L’ordre, en général, s’observe dans la décoction comme dans l’infusion. S’il y a des ingrédiens qui demandent, les uns une longue, les autres une courte coction, il faut ou l’ordonner, ou s’en rapporter à l’intelligence de l’apothicaire. La plûpart des fossiles, bois compacts, demandent souvent une coction de plusieurs heures, & même une macération préliminaire, tandis que les parties tendres des végétaux ne doivent être que simplement jettées dans la décoction encore bouillante.

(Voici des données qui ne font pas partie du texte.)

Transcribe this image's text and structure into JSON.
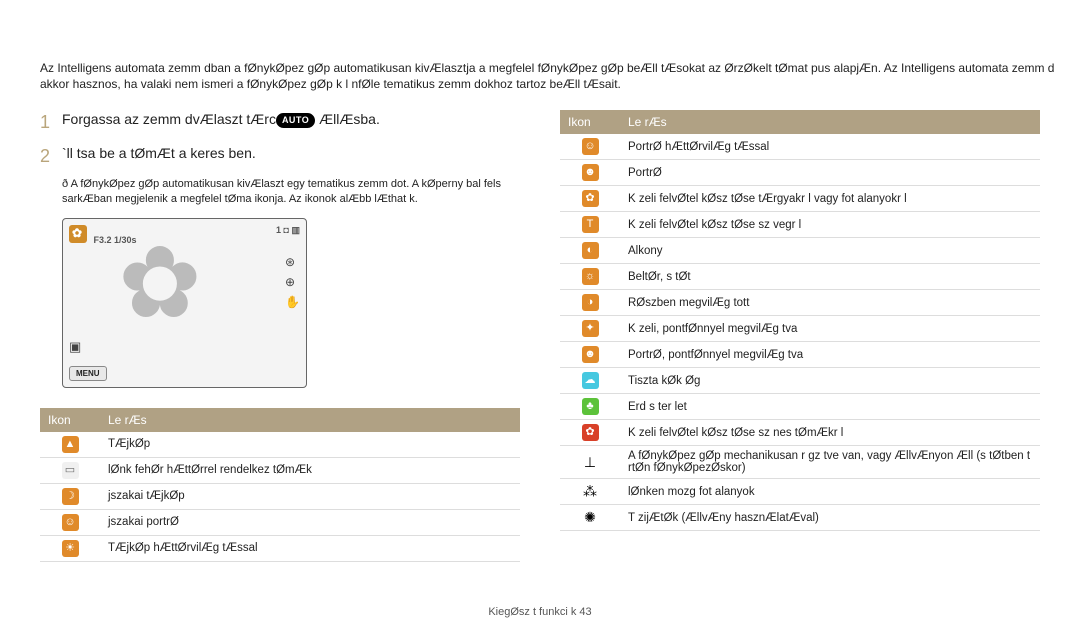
{
  "intro": "Az Intelligens automata  zemm dban a fØnykØpez gØp automatikusan kivÆlasztja a megfelel  fØnykØpez gØp beÆll tÆsokat az ØrzØkelt tØmat pus alapjÆn. Az Intelligens automata  zemm d akkor hasznos, ha valaki nem ismeri a fØnykØpez gØp k l nfØle tematikus  zemm dokhoz tartoz  beÆll tÆsait.",
  "steps": {
    "s1_pre": "Forgassa az  zemm dvÆlaszt  tÆrc",
    "s1_post": " ÆllÆsba.",
    "s2": "`ll tsa be a tØmÆt a keres ben."
  },
  "mode_badge": "AUTO",
  "note": "ð A fØnykØpez gØp automatikusan kivÆlaszt egy tematikus  zemm dot. A kØperny  bal fels  sarkÆban megjelenik a megfelel  tØma ikonja. Az ikonok alÆbb lÆthat k.",
  "preview": {
    "exposure": "F3.2  1/30s",
    "count": "1",
    "menu": "MENU"
  },
  "table_headers": {
    "icon": "Ikon",
    "desc": "Le rÆs"
  },
  "left_rows": [
    {
      "glyph": "▲",
      "bg": "#e08a2a",
      "desc": "TÆjkØp"
    },
    {
      "glyph": "▭",
      "bg": "#f0f0f0",
      "fgdark": true,
      "desc": "lØnk fehØr hÆttØrrel rendelkez  tØmÆk"
    },
    {
      "glyph": "☽",
      "bg": "#e08a2a",
      "desc": "jszakai tÆjkØp"
    },
    {
      "glyph": "☺",
      "bg": "#e08a2a",
      "desc": "jszakai portrØ"
    },
    {
      "glyph": "☀",
      "bg": "#e08a2a",
      "desc": "TÆjkØp hÆttØrvilÆg tÆssal"
    }
  ],
  "right_rows": [
    {
      "glyph": "☺",
      "bg": "#e08a2a",
      "desc": "PortrØ hÆttØrvilÆg tÆssal"
    },
    {
      "glyph": "☻",
      "bg": "#e08a2a",
      "desc": "PortrØ"
    },
    {
      "glyph": "✿",
      "bg": "#e08a2a",
      "desc": "K zeli felvØtel kØsz tØse tÆrgyakr l vagy fot alanyokr l"
    },
    {
      "glyph": "T",
      "bg": "#e08a2a",
      "desc": "K zeli felvØtel kØsz tØse sz vegr l"
    },
    {
      "glyph": "◐",
      "bg": "#e08a2a",
      "desc": "Alkony"
    },
    {
      "glyph": "☼",
      "bg": "#e08a2a",
      "desc": "BeltØr, s tØt"
    },
    {
      "glyph": "◑",
      "bg": "#e08a2a",
      "desc": "RØszben megvilÆg tott"
    },
    {
      "glyph": "✦",
      "bg": "#e08a2a",
      "desc": "K zeli, pontfØnnyel megvilÆg tva"
    },
    {
      "glyph": "☻",
      "bg": "#e08a2a",
      "desc": "PortrØ, pontfØnnyel megvilÆg tva"
    },
    {
      "glyph": "☁",
      "bg": "#46c8e0",
      "desc": "Tiszta kØk Øg"
    },
    {
      "glyph": "♣",
      "bg": "#5cc23a",
      "desc": "Erd s ter let"
    },
    {
      "glyph": "✿",
      "bg": "#d84028",
      "desc": "K zeli felvØtel kØsz tØse sz nes tØmÆkr l"
    },
    {
      "glyph": "⊥",
      "plain": true,
      "desc": "A fØnykØpez gØp mechanikusan r gz tve van, vagy ÆllvÆnyon Æll (s tØtben t rtØn  fØnykØpezØskor)"
    },
    {
      "glyph": "⁂",
      "plain": true,
      "desc": " lØnken mozg  fot alanyok"
    },
    {
      "glyph": "✺",
      "plain": true,
      "desc": "T zijÆtØk (ÆllvÆny hasznÆlatÆval)"
    }
  ],
  "footer": {
    "label": "KiegØsz t  funkci k",
    "page": "43"
  }
}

La dose est plus ou moins grande à raison de l’efficacité de la matiere mise en décoction, de la nature du menstrue, de l’intention du medecin, de l’âge du malade, & de la facilité qu’il a à prendre les remedes. Cette dose se détermine par poids ou par mesure, c’est-à-dire par cuillerée, par verre, par tasse.

La quantité générale n’est point fixe ; elle contient quelquefois plusieurs livres, & d’autres fois une seule dose.

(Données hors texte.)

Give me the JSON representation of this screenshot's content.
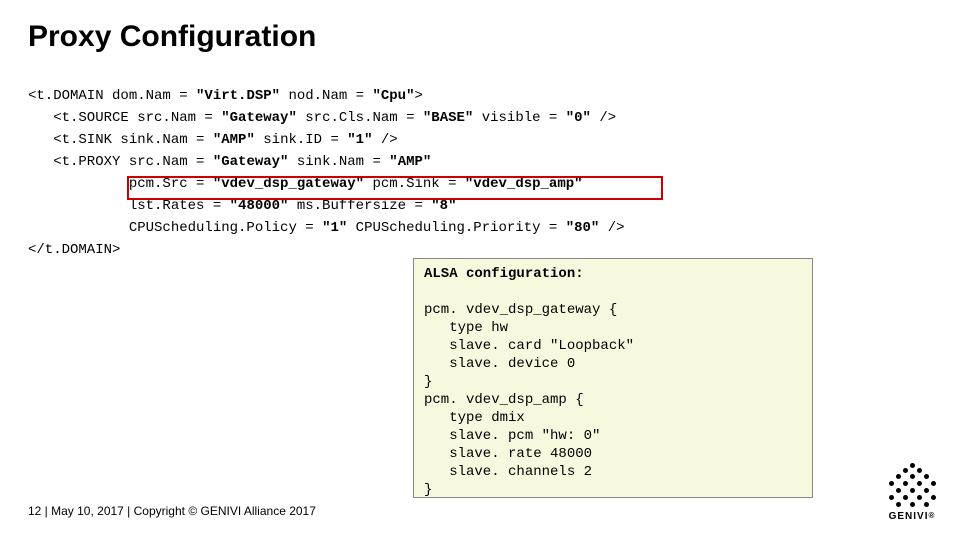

La proportion mutuelle des ingrédiens n’est aussi déterminée par aucune regle ; elle varie beaucoup, eu égard à la matiere de la décoction, au menstrue, à l’usage, & même aux malades.

La proportion du menstrue avec la matiere de la décoction, differe, suivant que sa vertu est plus ou moins grande, qu’elle est plus ou moins facile à dissoudre, que la coction se fait avec évaporation ou sans évaporation.

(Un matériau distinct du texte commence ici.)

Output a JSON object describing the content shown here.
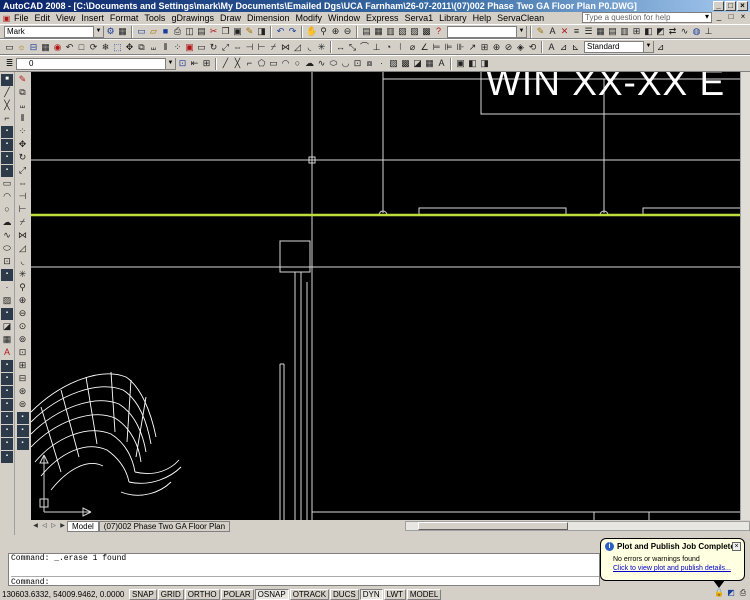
{
  "window": {
    "title": "AutoCAD 2008 - [C:\\Documents and Settings\\mark\\My Documents\\Emailed Dgs\\UCA Farnham\\26-07-2011\\(07)002 Phase Two GA Floor Plan P0.DWG]",
    "controls": [
      "_",
      "□",
      "×"
    ]
  },
  "menu": {
    "items": [
      "File",
      "Edit",
      "View",
      "Insert",
      "Format",
      "Tools",
      "gDrawings",
      "Draw",
      "Dimension",
      "Modify",
      "Window",
      "Express",
      "Serva1",
      "Library",
      "Help",
      "ServaClean"
    ],
    "help_placeholder": "Type a question for help",
    "controls": [
      "▾",
      "_",
      "□",
      "×"
    ]
  },
  "toolbar1": {
    "workspace_combo": "Mark"
  },
  "toolbar2": {
    "style_combo": "Standard"
  },
  "toolbar3": {
    "layer_combo": "0"
  },
  "canvas": {
    "banner_text": "WIN XX-XX E",
    "accent_line_color": "#bedc3c"
  },
  "layout_tabs": [
    "Model",
    "(07)002 Phase Two GA Floor Plan"
  ],
  "command": {
    "history": "Command: _.erase 1 found",
    "prompt": "Command:"
  },
  "status": {
    "coords": "130603.6332, 54009.9462, 0.0000",
    "toggles": [
      {
        "label": "SNAP",
        "on": false
      },
      {
        "label": "GRID",
        "on": false
      },
      {
        "label": "ORTHO",
        "on": false
      },
      {
        "label": "POLAR",
        "on": false
      },
      {
        "label": "OSNAP",
        "on": true
      },
      {
        "label": "OTRACK",
        "on": false
      },
      {
        "label": "DUCS",
        "on": false
      },
      {
        "label": "DYN",
        "on": true
      },
      {
        "label": "LWT",
        "on": false
      },
      {
        "label": "MODEL",
        "on": false
      }
    ]
  },
  "notification": {
    "title": "Plot and Publish Job Complete",
    "message": "No errors or warnings found",
    "link": "Click to view plot and publish details..."
  }
}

La souscription du medecin, s’il ne veut pas s’en rapporter à l’apothicaire, indique ce qu’il faut pratiquer avant la coction ; savoir la concassation, l’humectation, la mansation, les ingrédiens, le vase convenable, la coction, le degré de feu, l’ordre de la décoction, & la durée du tems de la cuisson : il prescrit enfin ce qu’il faut faire après la coction ; comme la dépuration, la clarification lorsqu’elle est nécessaire, le mêlange des accessoires, &c.

La décoction pour une seule dose s’appelle potion, teinture ; quand c’est pour plusieurs doses, décoction, apozeme ; quand la matiere a pour base des parties d’animaux, bouillon ; quand on fait cuire avec de nouvelle eau une matiere qui a déjà servi à une décoction, on l’appelle décoction secondaire. Au surplus on n’a que trop multiplié toutes ces dénominations puériles.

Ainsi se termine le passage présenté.